Looking closer at our lists of when Friday the 13th occurs in each month notice that February and March both always have the same day for the 13th. In the spreadsheet for starting the year off on a Monday the 13th will occur on Tuesday for both months. And if we take an even closer look we can see that all of the days in February match the dates in March. If February starts on a Tuesday so will March! Why is this you may wonder. Well, for a non leap year February has 28 days in it which happens to be a multiple of 7, 7 can go into 28 four times without a remainder so the month of February will complete four whole cycles in mod 7. So if February starts on a Wednesday then it will end on a Tuesday and March will pick up on a Wednesday. So no matter what the 13th will occur on the same day in February and March, so when February has Friday the 13th so will March. Can this happen for any other months? No!
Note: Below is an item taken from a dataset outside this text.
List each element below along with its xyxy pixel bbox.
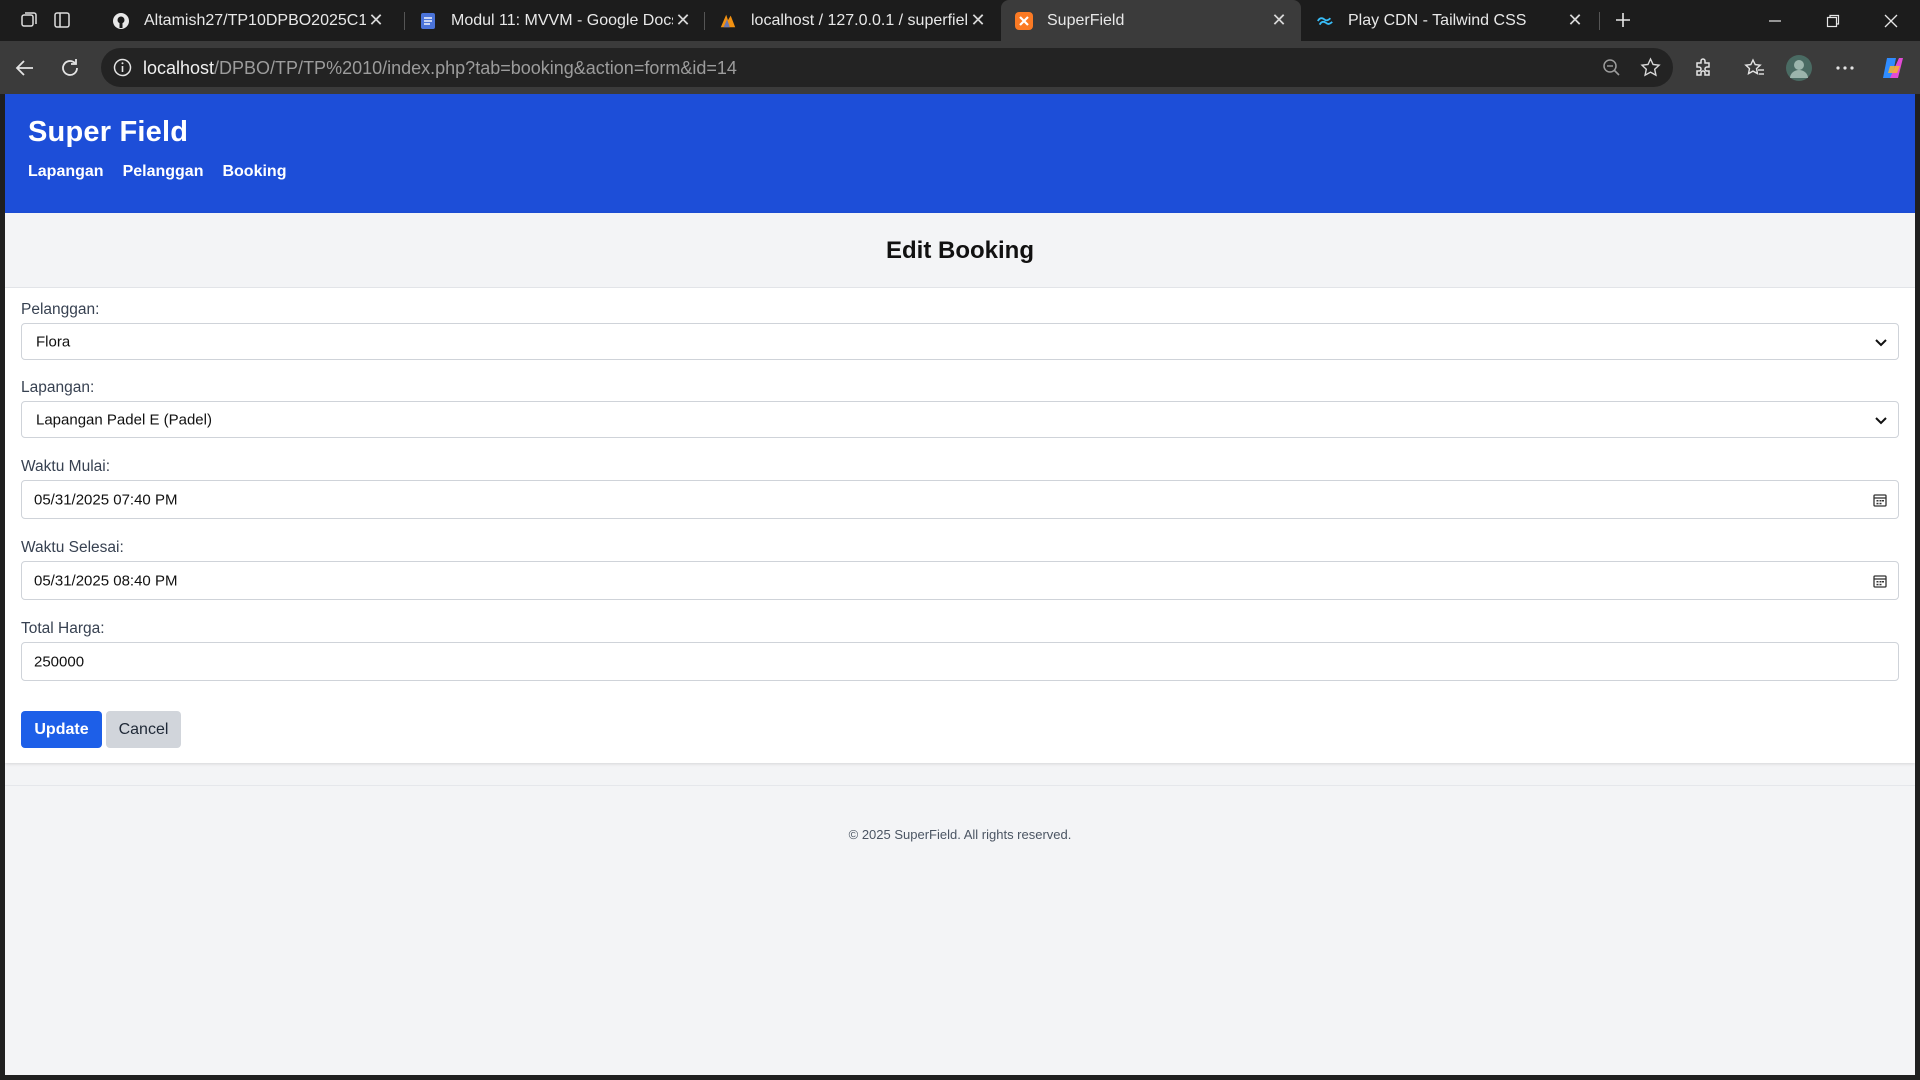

Since all other months end in 30 or 31 days, which are not divisible by 7, no other two months will both have Friday the 13 consecutively.

What about a leap year? For a leap year February will have 29 days instead of 28 and so it will no longer be divisible by 7. So it will go through 4 cycles and a new one will start with out finishing. So for a leap year no months are divisible by 7 and hence, leap years will never have two consecutive Friday the 13ths.

In conclusion what out for years that start out on a Thursday! (They must be non leap years of course.)